Say distance from jmp A to A is 100. So it fits in 2-byte short jump. And it is a forward jump. Now say distance from B to jmp B is 120. So it also fits in 2-byte short jump. And it is a backwards jump. Everything's fine, we write those relative distances to machine code. And so jmp A is translated into jmp 100 in machine code. Remember that machine code operates in bytes, not in labels. But no sane language will operate in bytes, not even assemblers do.
But what if jmp B is actually 500 bytes distant from B? Then it means it has to fit into 5-byte jump. But then we have 3 additional bytes between jmp A and A, and so we need to patch jmp A in machine code. Previously we've emitted jmp 100 but now we need jmp 103.

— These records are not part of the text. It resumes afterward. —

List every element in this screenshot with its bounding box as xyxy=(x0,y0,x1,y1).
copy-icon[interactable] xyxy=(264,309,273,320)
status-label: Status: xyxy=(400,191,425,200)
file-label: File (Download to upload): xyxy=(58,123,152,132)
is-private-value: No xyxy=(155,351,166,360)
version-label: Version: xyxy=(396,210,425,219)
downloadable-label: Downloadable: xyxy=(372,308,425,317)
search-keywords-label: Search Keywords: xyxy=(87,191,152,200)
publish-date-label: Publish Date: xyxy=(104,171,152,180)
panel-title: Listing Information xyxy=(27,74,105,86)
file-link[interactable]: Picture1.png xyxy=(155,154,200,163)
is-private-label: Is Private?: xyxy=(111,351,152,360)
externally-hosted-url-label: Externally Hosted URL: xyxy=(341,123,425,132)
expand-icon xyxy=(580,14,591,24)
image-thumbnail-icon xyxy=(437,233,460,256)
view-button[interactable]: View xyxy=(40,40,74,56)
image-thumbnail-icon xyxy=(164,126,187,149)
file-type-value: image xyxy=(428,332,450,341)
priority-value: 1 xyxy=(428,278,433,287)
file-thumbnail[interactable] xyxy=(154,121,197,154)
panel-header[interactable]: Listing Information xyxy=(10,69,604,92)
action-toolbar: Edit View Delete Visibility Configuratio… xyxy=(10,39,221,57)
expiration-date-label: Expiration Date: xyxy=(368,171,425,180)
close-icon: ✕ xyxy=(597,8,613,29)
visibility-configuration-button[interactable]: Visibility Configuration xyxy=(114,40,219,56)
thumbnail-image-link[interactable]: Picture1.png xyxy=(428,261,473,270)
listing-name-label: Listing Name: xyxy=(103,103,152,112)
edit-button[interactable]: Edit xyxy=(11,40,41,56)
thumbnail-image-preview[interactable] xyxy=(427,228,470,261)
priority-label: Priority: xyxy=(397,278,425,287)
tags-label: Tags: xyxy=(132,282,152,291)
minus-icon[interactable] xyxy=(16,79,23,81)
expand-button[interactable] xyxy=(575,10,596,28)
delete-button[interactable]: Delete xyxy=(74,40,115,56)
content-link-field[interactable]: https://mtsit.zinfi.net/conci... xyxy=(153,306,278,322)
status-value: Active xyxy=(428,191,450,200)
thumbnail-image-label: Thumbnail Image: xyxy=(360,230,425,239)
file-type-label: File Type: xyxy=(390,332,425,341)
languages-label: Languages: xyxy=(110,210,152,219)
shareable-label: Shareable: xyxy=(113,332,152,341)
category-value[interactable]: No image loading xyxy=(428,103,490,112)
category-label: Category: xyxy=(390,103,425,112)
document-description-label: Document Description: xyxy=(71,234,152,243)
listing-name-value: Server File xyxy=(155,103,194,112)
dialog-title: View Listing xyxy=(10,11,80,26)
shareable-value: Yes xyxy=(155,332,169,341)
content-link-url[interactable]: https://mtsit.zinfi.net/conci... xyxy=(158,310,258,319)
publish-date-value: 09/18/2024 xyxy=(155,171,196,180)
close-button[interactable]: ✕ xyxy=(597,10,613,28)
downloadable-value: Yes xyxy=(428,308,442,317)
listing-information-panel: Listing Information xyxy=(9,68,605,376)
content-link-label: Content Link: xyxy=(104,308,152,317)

Moreover, if we put 10 such jmp B instructions between jmp A and A, then now we need to patch jmp A into jmp 130. But 130 doesn't fit 8-bit (signed) integer. And so jmp A has to be widened to 5 bytes. But then all those jmp B need to be patched as well (because jmp A lies between B and jmp B). Oh, what a headache... Note that none of those problems exist if we emit long jumps only.
Solving that is either complicated or inefficient, or both. I'm linking an article that explains a potential solution, and how LLVM deals with it: https://eli.thegreenplace.net/2013/01/03/assembler-relaxation I might actually implement it, but honestly I'm not even sure this is worth it. If I emit long (or rather: fixed size) jumps always, then emitting machine code is just simple, I don't need to deal with resizes and patching at all.
// EDIT 2:
Here's how I did my tests on both those variants. The code is in Rust. I use region lib for handling executable buffer, and then I do:
fn fill_buffer<T: Write>(
buffer: &mut T,
number_of_nops: i32,
add: &[u8]) -> usize
{
let mut write = |slice| {
buffer.write_all(slice).unwrap();
};
write(&[0x48, 0x31, 0xC0]); // xor rax, rax
let mut counter = 0;
write(add); // jmp -> add
counter += add.len();
for _ in 0..number_of_nops {
write(&[0x90]); // nop
counter += 1;
}
write(add); // again jmp -> add
counter += add.len();
write(&[0x48, 0x39, 0xf8]); // cmp rax, rdi
counter += 3;
counter += 6;
let neg = (-(counter as i32)).to_le_bytes();
write(&[0x0f, 0x8c]); // jl rel32 (to the initial jmp, i.e. loop it)
write(&neg);
write(&[0xc3]); // ret
return counter+4;
}
This function will be called with one of the two following binaries (as add argument):
const SHORT_ADD: &[u8] = &[
0xeb, 0x02, // jmp (rel8) +2
0x90, // nop
0x90, // nop
0x48, 0x83, 0xc0, 0x01, // add rax, 1
];
const LONG_ADD: &[u8] = &[
0xe9, 0x02, 0x00, 0x00, 0x00, // jmp (rel32) +2
0x90, // nop
0x90, // nop
0x48, 0x83, 0xc0, 0x01, // add rax, 1
];
So basically I create the following function:
fn func(rdi: i64) -> i64 {
let mut result = 0;
while result < rdi {
result += 1; // fancy jmp->add here
// nops here
result += 1; // fancy jmp->add here
}
return result;
}
and the difference between variants is that the second one uses 6 bytes more (twice +3 bytes due to long jump). And then main:
fn main() {
const SIZE: usize = 1 << 14;
for i in 80..400 {
unsafe {
let number_of_nops = i;
// Allocate executable memory
let mut alloc = region::alloc(SIZE, region::Protection::READ_WRITE_EXECUTE).unwrap();
// Convert to vec, which implements Write
let buffer = alloc.as_mut_ptr::<u8>();
let mut vec = Vec::from_raw_parts(buffer, 0, SIZE);
let result = fill_buffer(&mut vec, number_of_nops, LONG_ADD);
forget(vec); // Don't run vec's destructor
// Convert to function pointer
let func: extern "sysv64" fn(i64)->i64 = core::mem::transmute(buffer);
// and time it
let rdi = 50000000;
let now = SystemTime::now();
let a = func(rdi);
let now2 = SystemTime::now();
// Display results
let diff = now2.duration_since(now).unwrap().as_millis();
println!("Result: {a}, RDI: {rdi}, number_of_nops: {number_of_nops}, took me: {diff}");
}
}
}
Finally I run those functions with RDI set to 50000000 so they loop enough times. Then I measure. The code increases in size, but not in complexity. At some point it will cross cache size limit.
The results are inconclusive. In fact the long variant is sometimes faster. The difference doesn't seem to be greater than 5%, but in both directions.